Hari yang dinanti pun datang. Auditorium UMS penuh sesak. Lantaran euforianya begitu terasa bahkan tanpa undangan resmi, mereka datang. Pihak UMS tidak mempersoalkan itu. Para peserta luber hingga ke taman-taman dan areal bawah Masjid Fadhlurrahman. Dari sekian banyak yang hadir, ada beberapa sosok yang terlihat tidak familier. Dari fisik dan penampilannya, tampak jelas bahwa mereka bukan mahasiswa, juga bukan wartawan.
Diskusi dibuka. Karena termasuk forum ilmiah, biasanya diskusi diatur protokoler. Namun, berbeda kali ini. Ketika mikrofon dipegang, panggung dipijak, atau podium diisi, pekik perjuangan terdengar gemuruh dan berhasil membakar semangat para mahasiswa yang hadir.

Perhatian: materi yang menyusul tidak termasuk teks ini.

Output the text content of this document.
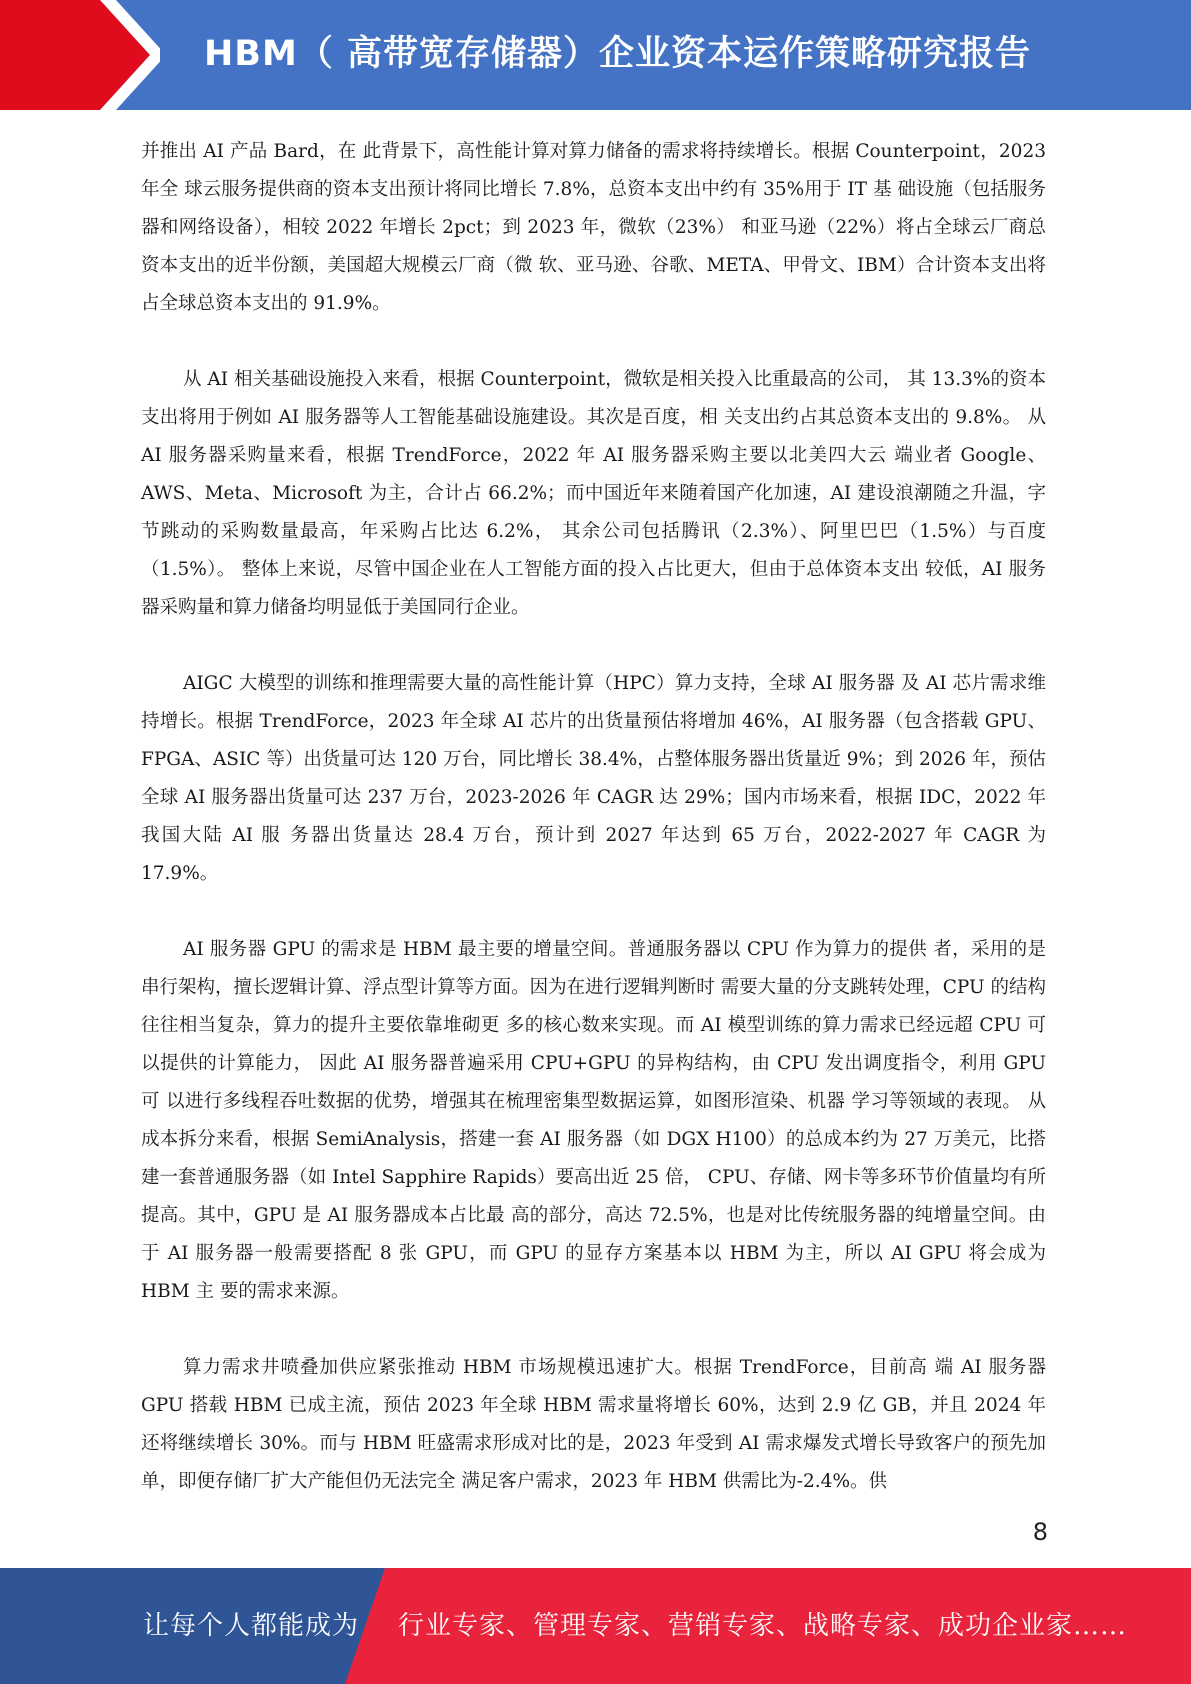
HBM（ 高带宽存储器）企业资本运作策略研究报告

并推出 AI 产品 Bard，在 此背景下，高性能计算对算力储备的需求将持续增长。根据 Counterpoint，2023 年全 球云服务提供商的资本支出预计将同比增长 7.8%，总资本支出中约有 35%用于 IT 基 础设施（包括服务器和网络设备），相较 2022 年增长 2pct；到 2023 年，微软（23%） 和亚马逊（22%）将占全球云厂商总资本支出的近半份额，美国超大规模云厂商（微 软、亚马逊、谷歌、META、甲骨文、IBM）合计资本支出将占全球总资本支出的 91.9%。

从 AI 相关基础设施投入来看，根据 Counterpoint，微软是相关投入比重最高的公司， 其 13.3%的资本支出将用于例如 AI 服务器等人工智能基础设施建设。其次是百度，相 关支出约占其总资本支出的 9.8%。 从 AI 服务器采购量来看，根据 TrendForce，2022 年 AI 服务器采购主要以北美四大云 端业者 Google、AWS、Meta、Microsoft 为主，合计占 66.2%；而中国近年来随着国产化加速，AI 建设浪潮随之升温，字节跳动的采购数量最高，年采购占比达 6.2%， 其余公司包括腾讯（2.3%）、阿里巴巴（1.5%）与百度（1.5%）。 整体上来说，尽管中国企业在人工智能方面的投入占比更大，但由于总体资本支出 较低，AI 服务器采购量和算力储备均明显低于美国同行企业。

AIGC 大模型的训练和推理需要大量的高性能计算（HPC）算力支持，全球 AI 服务器 及 AI 芯片需求维持增长。根据 TrendForce，2023 年全球 AI 芯片的出货量预估将增加 46%，AI 服务器（包含搭载 GPU、FPGA、ASIC 等）出货量可达 120 万台，同比增长 38.4%，占整体服务器出货量近 9%；到 2026 年，预估全球 AI 服务器出货量可达 237 万台，2023-2026 年 CAGR 达 29%；国内市场来看，根据 IDC，2022 年我国大陆 AI 服 务器出货量达 28.4 万台，预计到 2027 年达到 65 万台，2022-2027 年 CAGR 为 17.9%。

AI 服务器 GPU 的需求是 HBM 最主要的增量空间。普通服务器以 CPU 作为算力的提供 者，采用的是串行架构，擅长逻辑计算、浮点型计算等方面。因为在进行逻辑判断时 需要大量的分支跳转处理，CPU 的结构往往相当复杂，算力的提升主要依靠堆砌更 多的核心数来实现。而 AI 模型训练的算力需求已经远超 CPU 可以提供的计算能力， 因此 AI 服务器普遍采用 CPU+GPU 的异构结构，由 CPU 发出调度指令，利用 GPU 可 以进行多线程吞吐数据的优势，增强其在梳理密集型数据运算，如图形渲染、机器 学习等领域的表现。 从成本拆分来看，根据 SemiAnalysis，搭建一套 AI 服务器（如 DGX H100）的总成本约为 27 万美元，比搭建一套普通服务器（如 Intel Sapphire Rapids）要高出近 25 倍， CPU、存储、网卡等多环节价值量均有所提高。其中，GPU 是 AI 服务器成本占比最 高的部分，高达 72.5%，也是对比传统服务器的纯增量空间。由于 AI 服务器一般需要搭配 8 张 GPU，而 GPU 的显存方案基本以 HBM 为主，所以 AI GPU 将会成为 HBM 主 要的需求来源。

算力需求井喷叠加供应紧张推动 HBM 市场规模迅速扩大。根据 TrendForce，目前高 端 AI 服务器 GPU 搭载 HBM 已成主流，预估 2023 年全球 HBM 需求量将增长 60%，达到 2.9 亿 GB，并且 2024 年还将继续增长 30%。而与 HBM 旺盛需求形成对比的是，2023 年受到 AI 需求爆发式增长导致客户的预先加单，即便存储厂扩大产能但仍无法完全 满足客户需求，2023 年 HBM 供需比为-2.4%。供

8
让每个人都能成为 行业专家、管理专家、营销专家、战略专家、成功企业家……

Tibalah giliran pihak penyelenggara. Fitrah Hamdani, Sang Manajer Diskusi dan Pelatihan, naik ke atas panggung. Audiens tiba-tiba senyap. Hamdan berjalan menuju podium. Jelang beberapa langkah sampai ke mimbar, kru Pabelan lain sontak kaget alang kepalang. Tak terpikirkan sebelumnya. Mereka baru sadar bahwa ukuran tubuh Hamdan tak sebanding dengan podium. Teknisnya, bila ia berdiri di mimbar, jelas tak terlihat audiens.
Dalam kegentingan yang tak disengaja itu, keajaiban terjadi. Hamdan dengan yakin meraih mikrofon di atas podium, lantas membawanya ke depan para hadirin. Ia tak masuk ke mimbar. Tanpa ragu, orasinya pun meledak, “Hidup Mahasiswa! Hidup rakyat!”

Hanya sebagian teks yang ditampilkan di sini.